La provocazione di Giansiracusa: “Smembrare il Libero Consorzio e dividerlo tra Catania e Ragusa”
Ha il sapore di una provocazione, non solo di uno sfogo. La lancia il presidente del Libero Consorzio Comunale, Michelangelo Giansiracusa.
“Se entro fine anno non si arriva ad una risoluzione dal punto di vista finanziario-dice rendendo evidente che si tratta di provocazione per mettere in evidenza il problema- il Libero Consorzio Comunale va smembrato e consegnato per metà alla provincia di Ragusa e per metà a Catania, altrimenti non ne veniamo fuori”.
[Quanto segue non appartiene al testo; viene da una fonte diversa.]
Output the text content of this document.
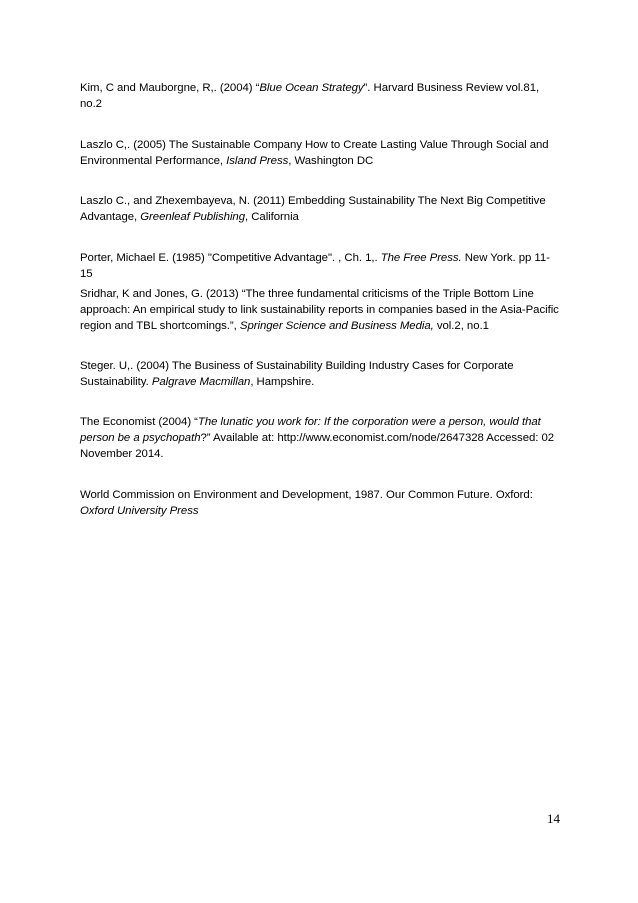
Kim, C and Mauborgne, R,. (2004) “Blue Ocean Strategy”. Harvard Business Review vol.81, no.2

Laszlo C,. (2005) The Sustainable Company How to Create Lasting Value Through Social and Environmental Performance, Island Press, Washington DC

Laszlo C., and Zhexembayeva, N. (2011) Embedding Sustainability The Next Big Competitive Advantage, Greenleaf Publishing, California

Porter, Michael E. (1985) "Competitive Advantage". , Ch. 1,. The Free Press. New York. pp 11-15

Sridhar, K and Jones, G. (2013) “The three fundamental criticisms of the Triple Bottom Line approach: An empirical study to link sustainability reports in companies based in the Asia-Pacific region and TBL shortcomings.”, Springer Science and Business Media, vol.2, no.1

Steger. U,. (2004) The Business of Sustainability Building Industry Cases for Corporate Sustainability. Palgrave Macmillan, Hampshire.

The Economist (2004) “The lunatic you work for: If the corporation were a person, would that person be a psychopath?” Available at: http://www.economist.com/node/2647328 Accessed: 02 November 2014.

World Commission on Environment and Development, 1987. Our Common Future. Oxford: Oxford University Press

14
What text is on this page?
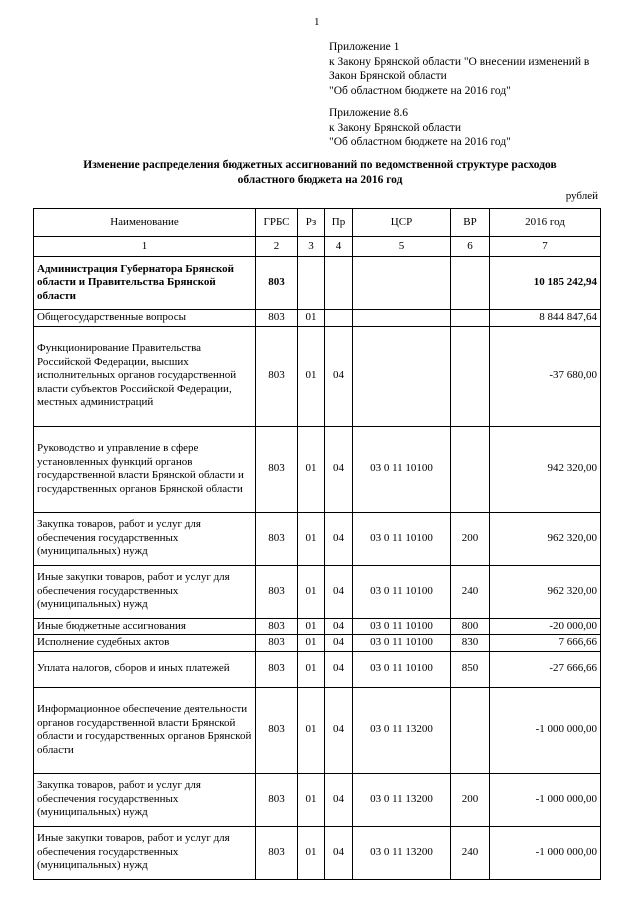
1
Приложение 1
к Закону Брянской области "О внесении изменений в
Закон Брянской области
"Об областном бюджете на 2016 год"
Приложение 8.6
к Закону Брянской области
"Об областном бюджете на 2016 год"
Изменение распределения бюджетных ассигнований по ведомственной структуре расходов
областного бюджета на 2016 год
рублей
Наименование	ГРБС	Рз	Пр	ЦСР	ВР	2016 год
1	2	3	4	5	6	7
Администрация Губернатора Брянской области и Правительства Брянской области	803					10 185 242,94
Общегосударственные вопросы	803	01				8 844 847,64
Функционирование Правительства Российской Федерации, высших исполнительных органов государственной власти субъектов Российской Федерации, местных администраций	803	01	04			-37 680,00
Руководство и управление в сфере установленных функций органов государственной власти Брянской области и государственных органов Брянской области	803	01	04	03 0 11 10100		942 320,00
Закупка товаров, работ и услуг для обеспечения государственных (муниципальных) нужд	803	01	04	03 0 11 10100	200	962 320,00
Иные закупки товаров, работ и услуг для обеспечения государственных (муниципальных) нужд	803	01	04	03 0 11 10100	240	962 320,00
Иные бюджетные ассигнования	803	01	04	03 0 11 10100	800	-20 000,00
Исполнение судебных актов	803	01	04	03 0 11 10100	830	7 666,66
Уплата налогов, сборов и иных платежей	803	01	04	03 0 11 10100	850	-27 666,66
Информационное обеспечение деятельности органов государственной власти Брянской области и государственных органов Брянской области	803	01	04	03 0 11 13200		-1 000 000,00
Закупка товаров, работ и услуг для обеспечения государственных (муниципальных) нужд	803	01	04	03 0 11 13200	200	-1 000 000,00
Иные закупки товаров, работ и услуг для обеспечения государственных (муниципальных) нужд	803	01	04	03 0 11 13200	240	-1 000 000,00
Un ragionamento emerso in un momento in cui si approfondivano le problematiche della viabilità.
“Il prossimo presidente- dichiara Giansiracusa dai microfoni di FMITALIA – si ritroverà, non solo con le mie stesse difficoltà, ma con un quadro ancor peggiore, visto che il prossimo anno andranno in pensione 17 dipendenti, senza che possano essere effettuate nuove assunzioni. Stiamo concludendo un lavoro pazzesco- aggiunge Giansiracusa – condotto in un contesto di deficit serio”. Il presidente dell’ente invoca “un intervento normativo straordinario”, senza il quale -ribadisce la provocazione- meglio affidare la parte sud del territorio a Ragusa e accorpare la restante parte alla fascia catanese. “Quantomeno -l’amarezza del presidente- avremo delle amministrazioni provinciali con dei dipendenti, con delle somme a disposizione, con competenze da mettere a servizio”.